It might be an issue in the file format reader in the Hive connector.

martint on 26 Jun 2017

The conversion is other way around, e.g: decimal column is converted to double, not double to decimal.

sopel39 on 26 Jun 2017

I know. That was just a way to force a decimal(10,2), that when compared to a double should implicitly cast to a double.

The same result happens with the more explicit shape:

presto> select cast(cast('12345.56' as decimal(10, 2)) as double) != 12345.56;
 _col0
-------
 false

martint on 26 Jun 2017

Yeah. You are right @martint.
It seems like this query triggers a bug in DomainTranslator. I guess somewhere around determining TupleDomain for comparison of types involving coercions using saturated_floor_cast.

The original constraint from query is translated to ids is NOT NULL.

Here is the line from explain output:

         - ScanFilter[table = hive:hive:default:decimaloperatorcheck, originalConstraint = (CAST("ids" AS double) <> 12345.56), filterPredicate = (NOT ("ids" IS NULL))] => [name:varchar, ids:decimal(10,2)]

I will look into that tomorrow.

losipiuk on 26 Jun 2017

Slice decimal = doubleToLongDecimal(12345.56, 10, 2);
System.out.println(Decimals.toString(decimal, 2));

which is used in double to decimal saturated floor cast outputs 12345.55. It should be 12345.56.

martint on 27 Jun 2017

And the problem is that new BigDecimal(12345.56) doesn't produce a BigDecimal that represents that value exactly. It's 12345.559999999999490682967007160186767578125.

martint on 27 Jun 2017

Inside DomainTranslator.rewriteComparisonExpression, it turns the original NOT_EQUAL expression into ids != 12345.55 or ids = 12345.55 (using the value returned from saturated floor cast operator). This is probably later eliminated or turned into the equivalent expression ids IS NOT NULL.

case NOT_EQUAL: {
    ...
    // Return something that is true for all non-null values
    return or(new ComparisonExpression(EQUAL, symbolExpression, coercedLiteral),
            new ComparisonExpression(NOT_EQUAL, symbolExpression, coercedLiteral));
}

martint on 27 Jun 2017

Ultimately, the problem is that 12345.56 doesn't have an exact representation in binary (the fact that it's displayed that way is because the formatter for double is making decisions about where to cut off and round).

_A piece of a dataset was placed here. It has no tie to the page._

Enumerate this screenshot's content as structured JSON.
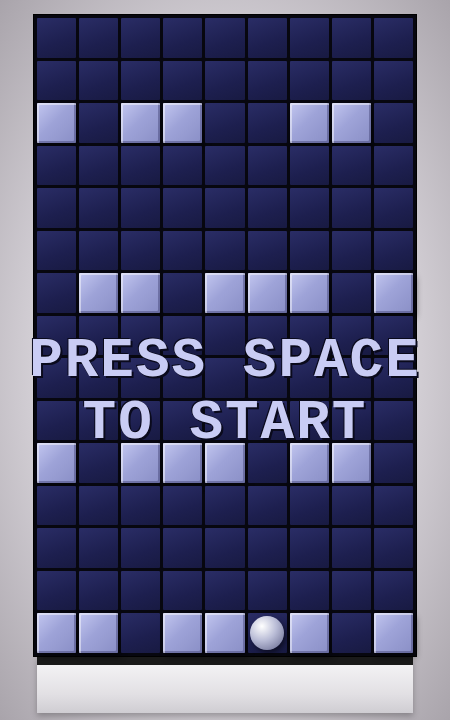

So any conversions between a binary and a decimal representation will introduce errors. I can think of three options:

Try to fix the saturated floor cast operator for double->decimal. It may be hard to cover all possible edge cases.
Remove support for floor cast from double->decimal, at the expense of not being able to push down those predicates.
Declare that comparisons with double and real are inherently imprecise.

martint on 27 Jun 2017

While looking at this with @sopel39 we spotted yet another issue with saturated floor cast.

If you look at SFC(DOUBLE -> BIGINT) it may look ok, as integer values have exact representation in DOUBLE domain.
Yet there is a problem with large values when multiple BIGINT values are merged into single DOUBLE value.
Example:

CREATE TABLE bigint_test(a bigint);
INSERT INTO bigint_test VALUES (9223372036854775807),(9223372036854775806);

With TupleDomain built using SFT DOUBLE->BIGINT we will get:

presto:default> select * from bigint_test where a = 9223372036854775807.0;
          a
---------------------
 9223372036854775807
(1 row)

Even though:

SELECT CAST(9223372036854775807 as DOUBLE) = 9223372036854775807.0; is true
SELECT CAST(9223372036854775806 as DOUBLE) = 9223372036854775807.0; is true

Here is the PR, which addresses both issues by removing relevant SFCs: https://github.com/prestodb/presto/pull/8375.

But it is done at a cost that some conditions which were pushed down to connector, no longer will.
Maybe instead doing that we should just go for solution 3 and document that comparisons on doubles is imprecise.
We then would need to accept some incoherent Presto behaviour.

losipiuk on 27 Jun 2017

Hmm. Maybe saturated floor cast and the current logic for pushing down these kinds of predicates are not the right abstractions.

All we need is to find a suitable lower and upper bound on a such that the value that makes that filter evaluate to true after coercions is in that range. The predicate doesn't need to be absorbed by the connector, it just needs to be able to access that information for internal pruning.

martint on 27 Jun 2017

I agree. It would be much easier to reason about what is happening, if we left original predicate, coming from filters in query intact. And pass to connector something weaker. But still allowing connector to filter out most of the data on its end.
Then original predicate would be used to do the rest of the filtering on execution engine side.

Part of the problem we have right now is because we are doing transformation of original constraint (the part of it actually) into TupleDomain. Forget it. And then perform reverse transformation on unenforcedPredicate.

The proposed approach saves us the second transformation (TupleDomain -> Expression), as we are leaving original constraint in Filter anyway.

If we just did the first transformation (Expression -> TupleDomain). But left original constraint without change it would be simpler.

PS.
After selecting layout we would still need to transform the ConnectorTableLayout.predicate to Expression and use it is different story and should not cause any problems. We would just need to add it as an extra conjunct to filtering condition of data being read from table.

losipiuk on 27 Jun 2017

@martint I captured the proposed improvement in https://github.com/prestodb/presto/issues/8409

losipiuk on 30 Jun 2017

@losipiuk with https://github.com/prestodb/presto/pull/8375 merged, can I close this?